In a radio interview, Sen. Warren would not commit to serving out her full Senate term if she is re-elected this year. A lot of people think it's because she plans to run for President herself in 2020, but if she commits to the full six years in the Senate and then switches, she will get grief from other candidates, including President Trump if she wins the primaries and then becomes the Democratic nominee.

It's kind of hard to imagine that President Trump, if he runs again, at a lack for things to say against Sen. Warren, which means she might not have thought about this all that deeply. One solution would be for her to say, "I'm running to win the Senate in 2018, and I'm giving strong consideration to running in 2020 although I haven't completely made up my mind." But that would be close to the truth, and elected officials often get cooties when they are brought too close to that substance. It's not really the dumb thing that Sen. Warren said recently.

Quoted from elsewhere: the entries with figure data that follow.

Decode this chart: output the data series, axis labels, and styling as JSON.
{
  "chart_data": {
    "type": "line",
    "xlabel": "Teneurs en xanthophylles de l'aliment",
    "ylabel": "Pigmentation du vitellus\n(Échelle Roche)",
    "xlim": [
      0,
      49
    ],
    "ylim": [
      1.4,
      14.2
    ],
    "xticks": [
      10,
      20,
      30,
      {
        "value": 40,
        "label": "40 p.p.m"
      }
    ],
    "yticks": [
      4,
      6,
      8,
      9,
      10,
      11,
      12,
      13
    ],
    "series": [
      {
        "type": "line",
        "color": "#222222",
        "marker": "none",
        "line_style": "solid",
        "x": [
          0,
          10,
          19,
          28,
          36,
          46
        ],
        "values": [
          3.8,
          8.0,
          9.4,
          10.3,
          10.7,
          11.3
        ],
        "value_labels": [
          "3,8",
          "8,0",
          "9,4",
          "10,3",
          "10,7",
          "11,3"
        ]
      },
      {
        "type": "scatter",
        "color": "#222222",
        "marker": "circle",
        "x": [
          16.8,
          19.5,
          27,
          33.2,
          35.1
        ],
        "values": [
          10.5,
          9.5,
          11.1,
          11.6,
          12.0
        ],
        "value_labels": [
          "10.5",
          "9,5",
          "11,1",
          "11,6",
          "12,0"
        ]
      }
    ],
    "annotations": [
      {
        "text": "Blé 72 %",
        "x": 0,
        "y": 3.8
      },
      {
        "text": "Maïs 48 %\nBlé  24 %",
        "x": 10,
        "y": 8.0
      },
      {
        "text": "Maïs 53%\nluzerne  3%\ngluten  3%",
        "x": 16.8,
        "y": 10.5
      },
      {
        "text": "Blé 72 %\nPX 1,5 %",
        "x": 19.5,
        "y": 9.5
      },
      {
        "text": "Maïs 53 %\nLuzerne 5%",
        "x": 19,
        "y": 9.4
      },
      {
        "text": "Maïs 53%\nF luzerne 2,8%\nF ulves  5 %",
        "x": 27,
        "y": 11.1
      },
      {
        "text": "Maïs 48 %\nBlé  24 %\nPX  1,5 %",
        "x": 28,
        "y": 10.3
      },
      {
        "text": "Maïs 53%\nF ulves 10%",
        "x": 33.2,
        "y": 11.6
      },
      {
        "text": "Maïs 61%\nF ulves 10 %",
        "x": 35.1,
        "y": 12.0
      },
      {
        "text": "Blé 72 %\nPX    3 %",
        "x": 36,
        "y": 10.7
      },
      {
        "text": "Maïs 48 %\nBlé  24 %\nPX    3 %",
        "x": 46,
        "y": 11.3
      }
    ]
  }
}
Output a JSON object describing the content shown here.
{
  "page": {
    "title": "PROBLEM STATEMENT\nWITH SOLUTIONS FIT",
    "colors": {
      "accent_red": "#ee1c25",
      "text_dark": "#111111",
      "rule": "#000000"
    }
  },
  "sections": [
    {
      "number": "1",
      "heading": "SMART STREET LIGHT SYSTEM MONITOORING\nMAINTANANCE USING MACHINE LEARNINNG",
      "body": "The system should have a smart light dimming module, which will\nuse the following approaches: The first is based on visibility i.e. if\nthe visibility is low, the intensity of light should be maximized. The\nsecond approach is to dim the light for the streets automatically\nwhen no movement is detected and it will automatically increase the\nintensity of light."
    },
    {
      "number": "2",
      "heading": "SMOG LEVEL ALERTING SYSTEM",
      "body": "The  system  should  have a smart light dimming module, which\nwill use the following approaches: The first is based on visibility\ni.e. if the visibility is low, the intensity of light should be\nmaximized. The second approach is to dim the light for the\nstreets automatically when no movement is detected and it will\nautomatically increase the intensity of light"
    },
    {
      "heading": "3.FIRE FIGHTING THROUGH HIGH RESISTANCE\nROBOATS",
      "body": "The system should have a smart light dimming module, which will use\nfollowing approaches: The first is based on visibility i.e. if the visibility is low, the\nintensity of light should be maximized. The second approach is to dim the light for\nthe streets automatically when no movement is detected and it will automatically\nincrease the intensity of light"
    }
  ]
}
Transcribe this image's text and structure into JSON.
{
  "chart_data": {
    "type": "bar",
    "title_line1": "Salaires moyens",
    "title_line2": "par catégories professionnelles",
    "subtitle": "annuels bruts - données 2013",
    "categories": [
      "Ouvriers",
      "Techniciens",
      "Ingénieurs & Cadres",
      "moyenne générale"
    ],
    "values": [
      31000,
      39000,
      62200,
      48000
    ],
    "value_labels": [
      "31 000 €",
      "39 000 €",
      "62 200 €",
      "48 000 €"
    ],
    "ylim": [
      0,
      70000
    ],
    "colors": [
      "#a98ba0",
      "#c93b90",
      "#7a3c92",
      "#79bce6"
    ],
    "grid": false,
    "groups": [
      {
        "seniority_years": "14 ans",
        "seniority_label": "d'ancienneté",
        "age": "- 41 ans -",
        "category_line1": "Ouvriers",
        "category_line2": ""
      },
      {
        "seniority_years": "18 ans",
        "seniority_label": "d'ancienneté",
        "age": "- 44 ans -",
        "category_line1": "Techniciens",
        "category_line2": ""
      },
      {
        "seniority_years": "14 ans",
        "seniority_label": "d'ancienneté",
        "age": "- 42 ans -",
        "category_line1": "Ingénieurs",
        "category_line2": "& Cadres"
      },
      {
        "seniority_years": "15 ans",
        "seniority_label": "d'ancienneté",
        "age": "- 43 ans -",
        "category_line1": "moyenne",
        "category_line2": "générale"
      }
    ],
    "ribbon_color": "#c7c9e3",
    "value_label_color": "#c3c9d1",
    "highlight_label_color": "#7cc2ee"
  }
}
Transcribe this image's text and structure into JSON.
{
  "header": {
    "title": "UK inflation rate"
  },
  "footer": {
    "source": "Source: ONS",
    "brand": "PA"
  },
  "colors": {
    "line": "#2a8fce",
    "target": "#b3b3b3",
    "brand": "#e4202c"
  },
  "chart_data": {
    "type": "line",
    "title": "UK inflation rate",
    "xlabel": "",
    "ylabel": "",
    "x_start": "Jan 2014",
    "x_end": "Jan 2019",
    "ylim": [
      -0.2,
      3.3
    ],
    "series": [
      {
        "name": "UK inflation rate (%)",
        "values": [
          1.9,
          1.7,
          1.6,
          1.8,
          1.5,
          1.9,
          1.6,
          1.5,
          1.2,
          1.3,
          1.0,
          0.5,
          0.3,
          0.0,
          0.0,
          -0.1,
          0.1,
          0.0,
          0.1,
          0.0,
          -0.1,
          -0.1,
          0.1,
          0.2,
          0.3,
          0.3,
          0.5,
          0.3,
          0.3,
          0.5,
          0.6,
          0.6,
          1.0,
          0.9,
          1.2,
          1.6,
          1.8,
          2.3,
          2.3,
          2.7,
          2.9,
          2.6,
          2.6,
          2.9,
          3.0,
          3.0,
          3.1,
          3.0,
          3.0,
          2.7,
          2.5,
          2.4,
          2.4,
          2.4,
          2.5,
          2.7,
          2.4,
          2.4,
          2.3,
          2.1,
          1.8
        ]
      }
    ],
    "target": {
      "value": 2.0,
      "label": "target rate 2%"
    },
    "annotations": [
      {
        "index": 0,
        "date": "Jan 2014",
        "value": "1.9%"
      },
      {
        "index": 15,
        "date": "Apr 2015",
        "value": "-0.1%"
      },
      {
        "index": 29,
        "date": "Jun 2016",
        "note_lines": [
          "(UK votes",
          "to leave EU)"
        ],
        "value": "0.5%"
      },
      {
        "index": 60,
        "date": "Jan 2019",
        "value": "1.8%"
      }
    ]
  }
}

No, the real dumb thing was her proposed "Accountable Capitalism Act," a bill she introduced that would place the operation of any business with more than $1 billion in revnue under the direct control of the federal government. Kevin Williamson at National Review outlines some of the reasons the idea is, in his words, "utterly bonkers." He also points out the cynical nature of Sen. Warren's proposal, suggesting that she knows the legislation wouldn't pass nor, if it somehow did, would it survive a court challenge. She may like the idea, but she knows it's not happening and is just trying to win some points with the leftier elements of her party. Another NR writer, lawyer David French, notes that the statute is written vaguely enough to mean nothing, reinforcing the idea that it's much more ploy than proposal.

It's dumb because, in the end, no one would be persuaded to vote for Sen. Warren based on this proposal. People who like the idea would be predisposed to vote for her anyway, and people who would vote against her don't need new reasons to do so when she's offered us lots of them already. It's dumb because while it might win her a nomination, it's ready-made GOP campaign commercial fodder. Remember, Sen. Warren. While Massachusetts voters were indeed dumb enough to send Ted Kennedy back to the Senate year after year, most of the rest of the country's Democrats, when given a choice between him and then-President Jimmy Carter, picked Carter.

So even voter cluelessness has a bottom -- which would be a good thing to remember also.